Prof. Dr. Ertuğrul, delta varyantının Türkiye’de yayılmasının hızlanabileceğine dikkat çekerek şunlar söylemiş oldu: “Ben şu an bu durumu virüsle soluk soluğa bir yarışa benzetiyorum. Son periyotta aşılama suratını artırsak da hala ikinci doz aşısını olmayan büyük bir kesim var. Bu niçinle de toplumsal bağışıklığımız çabucak hemen kâfi düzeyde değil. beraberinde da delta varyantı toplumda yayılmaya devam ediyor. İşin berbatı biz her geçen gün biraz daha fazla normalleşiyoruz. Türkiye, hadiselerin yüzde 90’ının Delta varyantı olan Rusya’dan gelecek turistlere kapılarını açtı. Bu manada da bir tehlike riski var. Dünyada kimi ülkeler için Türkiye hala kırmızı listede. Biz kapılarımızı biraz fazla ve denetimsiz açtık üzere geliyor. Süratle ikinci doz aşıları yapmamız ve toplumsal bağışıklığımızı bir an evvel kazanmamız gerekiyor. Temmuz- ağustos ayları epey kritik; bilhassa temmuz ayı. Zira bir taraftan virüs yayılmaya çalışacak, bir taraftan da birinci doz aşı olanların ikinci doz aşılarını yapmaya başlayacağız. Bu süreçten virüs galip çıkarsa biz de dördüncü PİK’ten kelam etmeye başlayabileceğiz.”

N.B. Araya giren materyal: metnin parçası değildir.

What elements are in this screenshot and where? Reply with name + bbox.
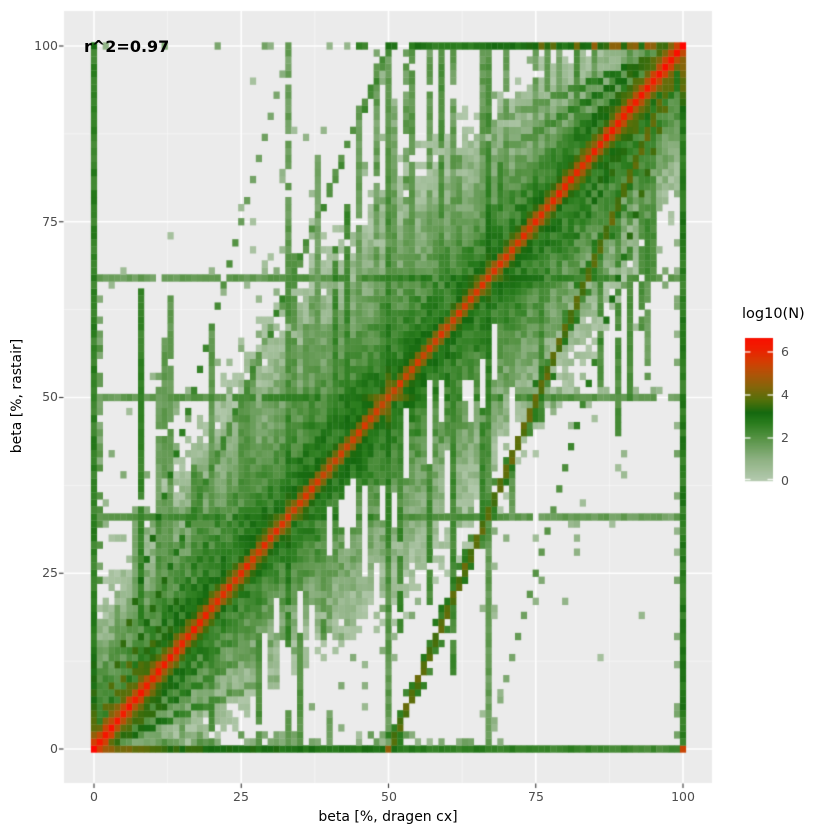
- heatmap-canvas: [0, 0, 840, 840]
- plot-figure: r^2=0.97 0 25 50 75 100 beta [%, dragen …: [0, 0, 840, 840]
- figure: { "annotation": { "text": "r^2=0.97" }, …: [0, 0, 840, 840]
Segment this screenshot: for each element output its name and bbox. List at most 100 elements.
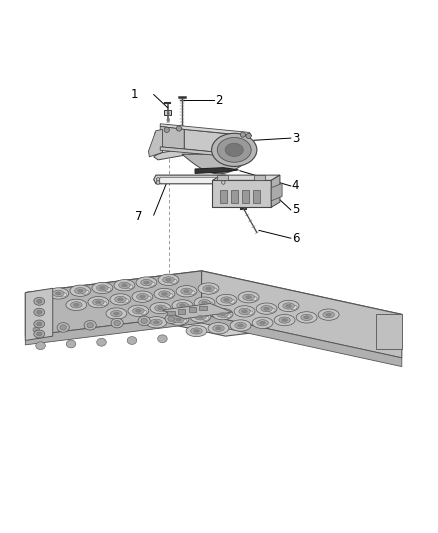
Ellipse shape xyxy=(166,278,171,281)
Polygon shape xyxy=(212,180,271,207)
Ellipse shape xyxy=(158,274,179,286)
Ellipse shape xyxy=(261,305,272,312)
Text: 6: 6 xyxy=(292,232,299,245)
Bar xyxy=(217,175,228,180)
Ellipse shape xyxy=(318,309,339,320)
Ellipse shape xyxy=(177,302,188,309)
Bar xyxy=(231,190,238,203)
Polygon shape xyxy=(271,183,282,201)
Ellipse shape xyxy=(176,286,197,297)
Ellipse shape xyxy=(201,301,207,304)
Text: 4: 4 xyxy=(292,180,299,192)
Text: 2: 2 xyxy=(215,94,222,107)
Ellipse shape xyxy=(219,312,226,316)
Ellipse shape xyxy=(257,320,268,326)
Ellipse shape xyxy=(326,313,332,316)
Ellipse shape xyxy=(238,292,259,303)
Ellipse shape xyxy=(238,324,244,327)
Ellipse shape xyxy=(212,133,257,166)
Ellipse shape xyxy=(256,303,277,314)
Ellipse shape xyxy=(133,308,144,314)
Text: 1: 1 xyxy=(131,88,138,101)
Ellipse shape xyxy=(136,277,157,288)
Ellipse shape xyxy=(78,289,83,292)
Ellipse shape xyxy=(122,284,127,287)
Ellipse shape xyxy=(165,314,177,324)
Ellipse shape xyxy=(140,295,145,298)
Polygon shape xyxy=(154,175,228,184)
Ellipse shape xyxy=(304,316,310,319)
Ellipse shape xyxy=(223,313,231,318)
Ellipse shape xyxy=(88,296,109,308)
Ellipse shape xyxy=(36,342,46,350)
Bar xyxy=(199,305,207,310)
Polygon shape xyxy=(160,124,252,136)
Polygon shape xyxy=(162,303,232,319)
Bar xyxy=(167,311,175,315)
Ellipse shape xyxy=(66,299,87,311)
FancyBboxPatch shape xyxy=(164,110,171,115)
Ellipse shape xyxy=(235,322,246,329)
Ellipse shape xyxy=(87,322,93,328)
Bar xyxy=(242,190,249,203)
Ellipse shape xyxy=(215,327,221,330)
Ellipse shape xyxy=(57,322,69,332)
Ellipse shape xyxy=(163,277,174,283)
Ellipse shape xyxy=(56,292,61,295)
Ellipse shape xyxy=(139,310,147,314)
Polygon shape xyxy=(376,314,402,349)
Ellipse shape xyxy=(279,317,290,323)
Polygon shape xyxy=(271,175,280,207)
Ellipse shape xyxy=(111,318,123,328)
Ellipse shape xyxy=(135,309,141,312)
Ellipse shape xyxy=(60,325,67,330)
Ellipse shape xyxy=(150,302,171,314)
Ellipse shape xyxy=(199,300,210,306)
Ellipse shape xyxy=(181,288,192,294)
Ellipse shape xyxy=(66,340,76,348)
Polygon shape xyxy=(160,126,184,149)
Polygon shape xyxy=(201,271,402,358)
Circle shape xyxy=(246,133,251,139)
Ellipse shape xyxy=(227,299,235,303)
Polygon shape xyxy=(148,130,162,157)
Polygon shape xyxy=(25,314,402,367)
Ellipse shape xyxy=(127,336,137,344)
Ellipse shape xyxy=(125,285,133,289)
Ellipse shape xyxy=(161,308,169,312)
Ellipse shape xyxy=(155,305,166,311)
Ellipse shape xyxy=(252,317,273,328)
Ellipse shape xyxy=(323,311,334,318)
Ellipse shape xyxy=(290,305,297,310)
Ellipse shape xyxy=(221,297,232,303)
Ellipse shape xyxy=(169,279,177,284)
Ellipse shape xyxy=(234,306,255,317)
Bar xyxy=(188,308,196,312)
Ellipse shape xyxy=(209,288,217,292)
Ellipse shape xyxy=(186,325,207,337)
Polygon shape xyxy=(184,130,250,156)
Ellipse shape xyxy=(282,319,287,321)
Ellipse shape xyxy=(180,304,185,307)
Ellipse shape xyxy=(71,302,82,308)
Ellipse shape xyxy=(141,279,152,286)
Ellipse shape xyxy=(119,282,130,288)
Circle shape xyxy=(156,181,160,184)
Ellipse shape xyxy=(194,329,199,333)
Ellipse shape xyxy=(159,291,170,297)
Ellipse shape xyxy=(37,322,42,326)
Ellipse shape xyxy=(92,282,113,294)
Ellipse shape xyxy=(84,320,96,330)
Ellipse shape xyxy=(143,296,151,300)
Ellipse shape xyxy=(162,293,167,295)
Ellipse shape xyxy=(239,308,250,314)
Ellipse shape xyxy=(213,325,224,332)
Ellipse shape xyxy=(194,297,215,308)
Ellipse shape xyxy=(168,314,189,325)
Ellipse shape xyxy=(137,294,148,300)
Ellipse shape xyxy=(225,143,243,157)
Ellipse shape xyxy=(206,287,212,290)
Polygon shape xyxy=(154,147,254,160)
Ellipse shape xyxy=(249,296,257,301)
Ellipse shape xyxy=(183,304,191,309)
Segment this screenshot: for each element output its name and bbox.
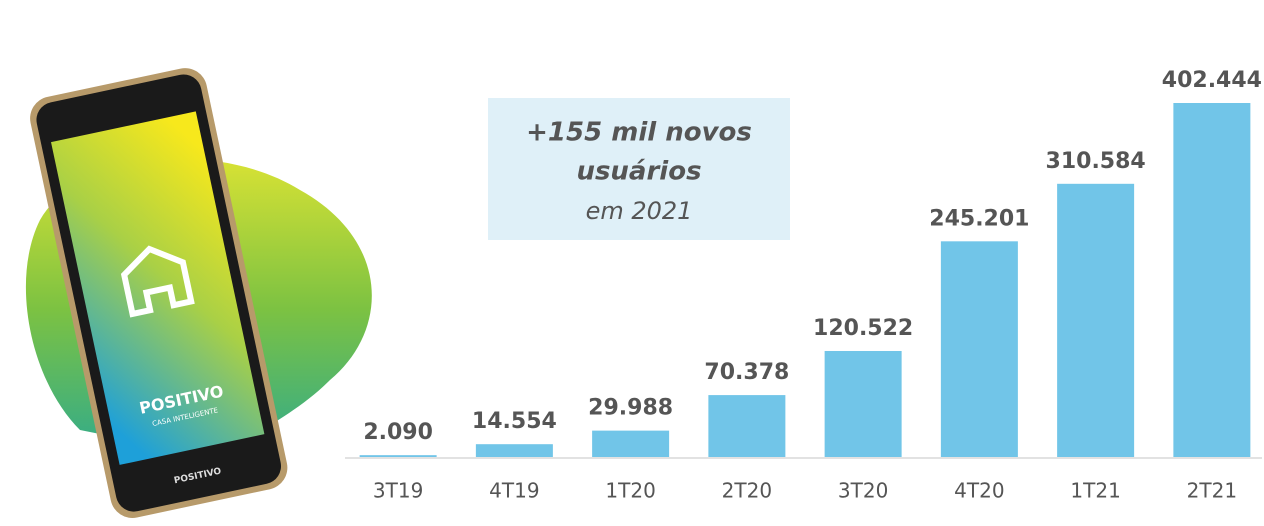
bar (708, 395, 786, 457)
app-icon (120, 245, 195, 318)
bar (359, 455, 437, 457)
bar (824, 350, 902, 457)
bar (1057, 183, 1135, 457)
x-tick-label: 3T20 (838, 479, 888, 503)
x-tick-label: 1T20 (605, 479, 655, 503)
bar (1173, 103, 1251, 457)
x-tick-label: 2T20 (722, 479, 772, 503)
value-label: 29.988 (588, 396, 673, 421)
phone: POSITIVO CASA INTELIGENTE POSITIVO (30, 68, 288, 518)
value-label: 245.201 (929, 206, 1029, 231)
value-label: 310.584 (1046, 149, 1146, 174)
bar (592, 430, 670, 457)
value-label: 14.554 (472, 409, 557, 434)
x-tick-label: 3T19 (373, 479, 423, 503)
value-label: 120.522 (813, 316, 913, 341)
x-tick-label: 4T20 (954, 479, 1004, 503)
annotation-line: usuários (576, 157, 701, 187)
x-tick-label: 4T19 (489, 479, 539, 503)
annotation-line: +155 mil novos (526, 118, 752, 148)
annotation-line: em 2021 (586, 197, 693, 225)
x-tick-label: 2T21 (1187, 479, 1237, 503)
value-label: 2.090 (363, 420, 433, 445)
x-tick-label: 1T21 (1070, 479, 1120, 503)
bar (940, 241, 1018, 457)
value-label: 70.378 (704, 360, 789, 385)
annotation-box (488, 98, 790, 240)
value-label: 402.444 (1162, 68, 1262, 93)
bar (475, 444, 553, 457)
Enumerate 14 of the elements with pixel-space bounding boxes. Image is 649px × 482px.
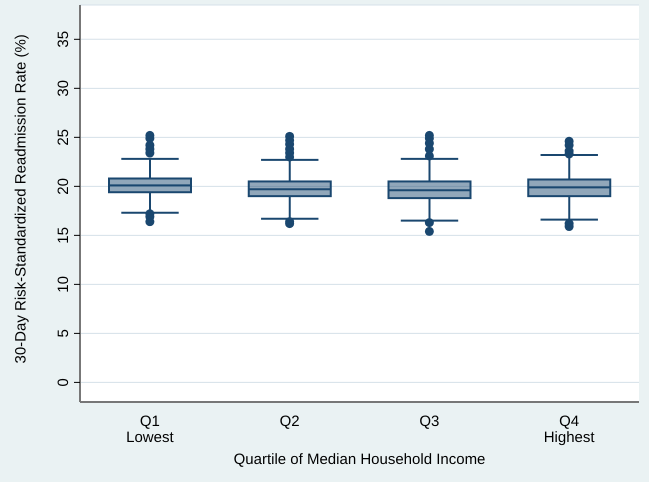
y-tick-label: 35 <box>55 30 72 48</box>
y-tick-label: 5 <box>55 329 72 338</box>
x-tick-label: Q3 <box>419 413 440 430</box>
x-tick-label: Q1 Lowest <box>126 413 174 446</box>
y-tick-label: 25 <box>55 128 72 146</box>
x-tick-label: Q4 Highest <box>544 413 596 446</box>
y-tick-label: 0 <box>55 378 72 387</box>
y-axis-title: 30-Day Risk-Standardized Readmission Rate (%) <box>12 34 30 364</box>
y-tick-label: 20 <box>55 178 72 195</box>
x-axis-title: Quartile of Median Household Income <box>234 451 486 468</box>
x-tick-label: Q2 <box>280 413 300 430</box>
y-tick-label: 15 <box>55 227 72 244</box>
y-tick-label: 30 <box>55 80 72 97</box>
y-tick-label: 10 <box>55 276 72 293</box>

‘SONBAHARA KALMADAN TOPLUMSAL BAĞIŞIKLIĞIN SAĞLANMASI GEREK’

Ali Ökten de yayılma tehlikesi yüksek delta varyantına karşı tedbir alınmazsa sonbaharda dördüncü dalganın görülebileceği tasasını lisana getiriyor. Bilhassa aşılamada vilayetler içinde bir dengesizlik olduğuna vurgu yaparak seyahat yasağının kaldırılmasıyla da varyant yayılımın hızlanabileceğini söz eden Ökten, öngörülen tehlikeyi şöyle açıklıyor:
“Özellikle Doğu ve Güneydoğu Anadolu’da önemli bir aşı tereddüdü var. Batı vilayetlerine oranla aşılama fazlaca yavaş seyrediyor. Kesinlikle Bakanlığın o bölgelerde aşı kampanyası düzenlemesi gerekiyor. Öte yandan Rusya, Türkiye’ye uçuşlarını açtı. Şayet biz burada gelenlerden test istemezsek – gelen insanların testi negatif olsa bile- karantinaya almamız gerekiyor. Bu beşerler turizm hedefiyle geldikleri için ülkenin biroldukça noktasına gidecektir. Bu da önümüzdeki en büyük tehlikelerden bir tanesi. Rusya’dan Türkiye’ye gelenlerin 72 saat evvel yapılan PCR testinden öte, ülkeye giriş yapıldığı an PCR testi uygulanmalı. Ya turistlerin 2 doz aşılarının yapıldığından emin olmalıyız ya da 6 ay ortasında hastalığı geçirip geçirmediğini denetim etmeliyiz. Sonbahara kalmadan yaz aylarında toplumsal bağışıklığın sağlanabileceği oranda aşı yapılması gerekir.”